И совсем не случайно в эти годы большой общественный интерес в стране вызвали работы по истории церковного раскола. В свое время этот раскол едва не стал расколом всего русского народа, многие теперь, и уже не только на религиозной почве, стали проводить аналогии с современным состоянием общества — задумались теперь прежде всего о нравственной стороне раскола.
Именно в эти годы Мордовцев пишет романы «Идеалисты и реалисты» (1876 г.), «Великий раскол» (1881 г.), повесть «Социалист прошлого века» (1882 г.), произведения о раскольниках XVII — XVIII веков, примыкающую к ним тематически (народные волнения) повесть «Наносная беда» (1879 г.). И наконец — повесть «Сидение раскольников в Соловках»... Повесть о самом начале раскольнического движения, о том, как не верила государева Москва слезам и борьбе за старину... Усматривая и в этих слезах, и в этой борьбе зловредство против того, устанавливаемого ею единомыслия, которое «должно устанавливаться» в народе при всех, спускаемых народу «сверху» переменах.

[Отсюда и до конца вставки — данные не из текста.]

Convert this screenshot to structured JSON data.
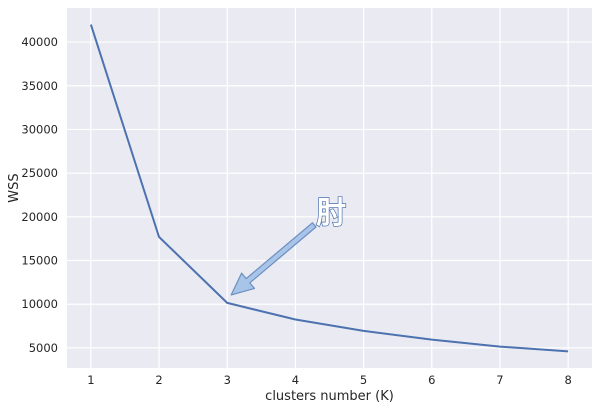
{
  "chart_data": {
    "type": "line",
    "title": "",
    "xlabel": "clusters number (K)",
    "ylabel": "WSS",
    "x": [
      1,
      2,
      3,
      4,
      5,
      6,
      7,
      8
    ],
    "series": [
      {
        "values": [
          42000,
          17700,
          10150,
          8250,
          6950,
          5950,
          5150,
          4600
        ]
      }
    ],
    "xlim": [
      0.65,
      8.35
    ],
    "ylim": [
      2700,
      43900
    ],
    "xticks": [
      "1",
      "2",
      "3",
      "4",
      "5",
      "6",
      "7",
      "8"
    ],
    "yticks": [
      "5000",
      "10000",
      "15000",
      "20000",
      "25000",
      "30000",
      "35000",
      "40000"
    ],
    "grid": true,
    "colors": {
      "line": "#4c72b0",
      "background": "#eaeaf2",
      "grid": "#ffffff",
      "arrow_fill": "#a8c4e8",
      "arrow_edge": "#6a8fc0",
      "annotation_text": "#ffffff",
      "annotation_outline": "#4c72b0"
    },
    "annotation": {
      "text": "肘",
      "point": [
        3,
        10150
      ]
    }
  }
}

Противники «новой веры» были против нее уже потому, что «начнете переменять — конца переменам не будет» (Аввакум). И правда: даже в наше время, столь скорое на объяснение всего и вся социальными причинами, забывают, что реформы Никона были приняты почти в те же годы, что и «Соборное уложение», окончательно закрепившее крестьянскую («хрестьянскую») неволю. Теперь крестьянина заставят «работать на земле», а не иметь ее в собственности, переселяться только туда, куда укажет «барин-боярин», наконец, просто быть переданным другому владельцу в качестве рабочей силы.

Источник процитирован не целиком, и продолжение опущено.